Недолго думая, он отнес портрет Хозяина в детский дом:
«Это вам задание от тети Маши». – «А где она?» – «Болеет». – «Она вернется?» – «Будем ждать».
Они шили долго. Они старались. Но без нее многие выдыхались и сходили с дистанции. Алеша, не умевший вдевать нитку в иголку, не мог ничем помочь.
И все-таки одного медведя, совершенно не похожего на прообраз, им удалось общими усилиями довести до конца.
Это было накануне, как выражалась Санька, «Судного дня» – первого заседания суда по делу защитников леса.
Алеша поцеловал детского медведя в пуговичный нос и помчался на трамвай. Часы посещения больных он уже пропустил. Но все равно поехал, сам не зная, к чему так спешить, в необъяснимой уверенности, что надо успеть сделать это сегодня.
У него было странное чувство, что тьма и ужас дошли до предела, за которым могут переломиться – и рассыпаться в ничто, уступая место нормальной жизни. Но произойдет это лишь в том случае, если он воспользуется моментом и вовремя вгонит клин в приоткрывшуюся трещину, чтобы не дать ей снова захлопнуться.
Алеша трясся в трамвае, сжимал в кармане медведя, который постепенно становился теплым от его ладони, и пел себе под нос:
– Завтра ветер переменится, завтра прошлому конец…
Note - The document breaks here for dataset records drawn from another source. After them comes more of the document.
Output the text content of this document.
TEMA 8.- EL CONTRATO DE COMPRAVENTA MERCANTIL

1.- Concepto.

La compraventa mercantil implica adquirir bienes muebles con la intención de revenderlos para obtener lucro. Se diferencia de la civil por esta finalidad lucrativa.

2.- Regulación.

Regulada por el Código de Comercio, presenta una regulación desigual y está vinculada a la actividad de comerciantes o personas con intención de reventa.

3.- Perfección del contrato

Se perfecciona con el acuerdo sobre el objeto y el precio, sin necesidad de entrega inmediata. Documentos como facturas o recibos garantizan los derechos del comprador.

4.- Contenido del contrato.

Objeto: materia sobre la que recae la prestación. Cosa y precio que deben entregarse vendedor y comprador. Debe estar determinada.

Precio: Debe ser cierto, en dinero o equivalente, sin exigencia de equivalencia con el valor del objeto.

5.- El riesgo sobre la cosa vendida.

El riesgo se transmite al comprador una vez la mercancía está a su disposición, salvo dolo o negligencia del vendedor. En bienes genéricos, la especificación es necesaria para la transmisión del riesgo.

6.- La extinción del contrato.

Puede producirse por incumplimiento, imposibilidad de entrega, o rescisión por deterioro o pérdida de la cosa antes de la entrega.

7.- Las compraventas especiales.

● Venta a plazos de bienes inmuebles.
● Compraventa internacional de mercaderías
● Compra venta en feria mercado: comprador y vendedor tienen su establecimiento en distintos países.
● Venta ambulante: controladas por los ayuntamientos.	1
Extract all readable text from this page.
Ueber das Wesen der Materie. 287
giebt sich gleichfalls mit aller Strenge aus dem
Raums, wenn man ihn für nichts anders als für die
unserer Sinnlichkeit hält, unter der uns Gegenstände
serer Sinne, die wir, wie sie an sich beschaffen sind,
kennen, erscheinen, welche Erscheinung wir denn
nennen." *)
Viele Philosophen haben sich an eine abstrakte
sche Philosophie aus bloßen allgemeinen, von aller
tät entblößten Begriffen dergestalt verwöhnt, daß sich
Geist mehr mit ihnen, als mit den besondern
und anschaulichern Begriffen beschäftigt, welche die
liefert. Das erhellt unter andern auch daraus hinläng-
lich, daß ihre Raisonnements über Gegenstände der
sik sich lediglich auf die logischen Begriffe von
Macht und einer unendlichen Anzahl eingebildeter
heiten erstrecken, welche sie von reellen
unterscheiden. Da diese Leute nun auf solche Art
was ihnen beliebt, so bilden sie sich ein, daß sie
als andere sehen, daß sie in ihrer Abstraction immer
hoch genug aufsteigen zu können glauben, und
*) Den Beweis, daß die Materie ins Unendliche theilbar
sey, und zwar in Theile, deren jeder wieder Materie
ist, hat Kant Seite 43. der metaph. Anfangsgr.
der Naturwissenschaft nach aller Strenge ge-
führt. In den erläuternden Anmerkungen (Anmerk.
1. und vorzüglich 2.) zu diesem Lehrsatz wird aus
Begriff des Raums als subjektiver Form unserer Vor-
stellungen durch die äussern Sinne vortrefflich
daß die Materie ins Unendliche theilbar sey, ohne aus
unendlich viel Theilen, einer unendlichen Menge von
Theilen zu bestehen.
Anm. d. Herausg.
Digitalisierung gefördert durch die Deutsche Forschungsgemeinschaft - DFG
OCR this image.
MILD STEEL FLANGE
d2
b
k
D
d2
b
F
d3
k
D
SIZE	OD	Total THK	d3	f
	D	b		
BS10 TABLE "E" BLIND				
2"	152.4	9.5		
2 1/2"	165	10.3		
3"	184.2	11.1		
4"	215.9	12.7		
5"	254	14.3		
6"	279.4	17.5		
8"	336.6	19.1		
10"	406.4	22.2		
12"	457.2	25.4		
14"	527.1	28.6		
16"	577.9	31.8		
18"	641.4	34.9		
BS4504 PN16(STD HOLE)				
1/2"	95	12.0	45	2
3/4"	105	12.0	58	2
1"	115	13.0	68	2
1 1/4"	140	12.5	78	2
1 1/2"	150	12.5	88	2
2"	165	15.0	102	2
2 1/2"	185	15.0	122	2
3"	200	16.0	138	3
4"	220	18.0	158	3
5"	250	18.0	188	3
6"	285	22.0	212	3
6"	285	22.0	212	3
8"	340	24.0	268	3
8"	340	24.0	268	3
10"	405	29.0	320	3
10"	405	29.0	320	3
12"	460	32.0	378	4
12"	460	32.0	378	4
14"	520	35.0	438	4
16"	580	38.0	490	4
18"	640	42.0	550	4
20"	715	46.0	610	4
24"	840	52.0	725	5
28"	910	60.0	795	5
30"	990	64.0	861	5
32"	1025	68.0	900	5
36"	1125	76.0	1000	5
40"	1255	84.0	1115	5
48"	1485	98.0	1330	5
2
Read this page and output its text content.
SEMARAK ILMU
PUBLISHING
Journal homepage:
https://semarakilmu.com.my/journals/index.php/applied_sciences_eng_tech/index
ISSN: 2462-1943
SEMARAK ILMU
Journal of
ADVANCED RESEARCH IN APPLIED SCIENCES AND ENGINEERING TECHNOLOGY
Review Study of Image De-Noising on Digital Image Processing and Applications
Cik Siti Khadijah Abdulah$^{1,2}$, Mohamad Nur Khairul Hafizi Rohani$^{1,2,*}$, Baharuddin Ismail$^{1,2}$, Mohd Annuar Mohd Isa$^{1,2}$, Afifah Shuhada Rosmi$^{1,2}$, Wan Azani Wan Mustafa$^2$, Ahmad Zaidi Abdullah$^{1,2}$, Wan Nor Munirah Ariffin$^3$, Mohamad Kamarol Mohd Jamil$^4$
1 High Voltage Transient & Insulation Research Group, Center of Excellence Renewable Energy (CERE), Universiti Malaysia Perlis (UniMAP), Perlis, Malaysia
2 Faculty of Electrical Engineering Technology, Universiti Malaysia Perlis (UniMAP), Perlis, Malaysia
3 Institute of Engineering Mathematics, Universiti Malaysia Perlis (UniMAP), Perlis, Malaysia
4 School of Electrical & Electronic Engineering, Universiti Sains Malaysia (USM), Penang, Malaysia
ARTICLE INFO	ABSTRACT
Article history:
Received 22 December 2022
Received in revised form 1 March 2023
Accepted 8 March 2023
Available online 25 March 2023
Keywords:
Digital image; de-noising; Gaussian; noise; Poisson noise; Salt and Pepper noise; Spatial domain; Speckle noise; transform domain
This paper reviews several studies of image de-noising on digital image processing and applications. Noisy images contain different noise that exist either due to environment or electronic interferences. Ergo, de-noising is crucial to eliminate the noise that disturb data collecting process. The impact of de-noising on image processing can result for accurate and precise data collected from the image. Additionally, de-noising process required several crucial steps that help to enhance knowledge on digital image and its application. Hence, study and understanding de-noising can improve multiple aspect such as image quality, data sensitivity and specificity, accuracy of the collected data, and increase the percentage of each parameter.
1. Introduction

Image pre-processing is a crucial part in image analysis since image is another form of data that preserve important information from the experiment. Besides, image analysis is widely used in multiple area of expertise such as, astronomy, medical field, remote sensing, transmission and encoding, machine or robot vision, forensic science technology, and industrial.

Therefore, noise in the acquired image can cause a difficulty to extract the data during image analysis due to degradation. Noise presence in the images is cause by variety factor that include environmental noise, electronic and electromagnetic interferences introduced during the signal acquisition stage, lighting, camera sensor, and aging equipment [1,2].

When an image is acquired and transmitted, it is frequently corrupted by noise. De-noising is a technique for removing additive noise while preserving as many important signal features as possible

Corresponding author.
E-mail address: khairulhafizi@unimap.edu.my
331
Все было как прежде: каждая в своем аду – и никаких объективных поводов для надежды. Но его бородатое лицо озарялось абсолютно неадекватной, счастливой улыбкой.
«Тоже начинаю сходить с ума. Что неудивительно. И даже по-своему облегчает жизнь…»
На крыльце больницы курил санитар-ницшеанец. Алеша подскочил к нему:
– Я все понимаю: «по уставу не положено» и «падающего толкни», но мне очень надо ее видеть. Прямо сейчас. Прошу вас! Это важно!
Санитар криво ухмыльнулся, метнул окурок мимо урны и молча пошел внутрь. Алеша двинулся следом.
– Куда? – окликнул его охранник.
– Практикант, – бросил через плечо ницшеанец.
– Пусть халат наденет.
– Ясное дело.
– Тебе повезло. Начальства нет. А я все равно увольняюсь, – произнес санитар, когда Алеша, споткнувшись на темной лестнице (свет горел только где-то наверху), непроизвольно ухватился за его рукав.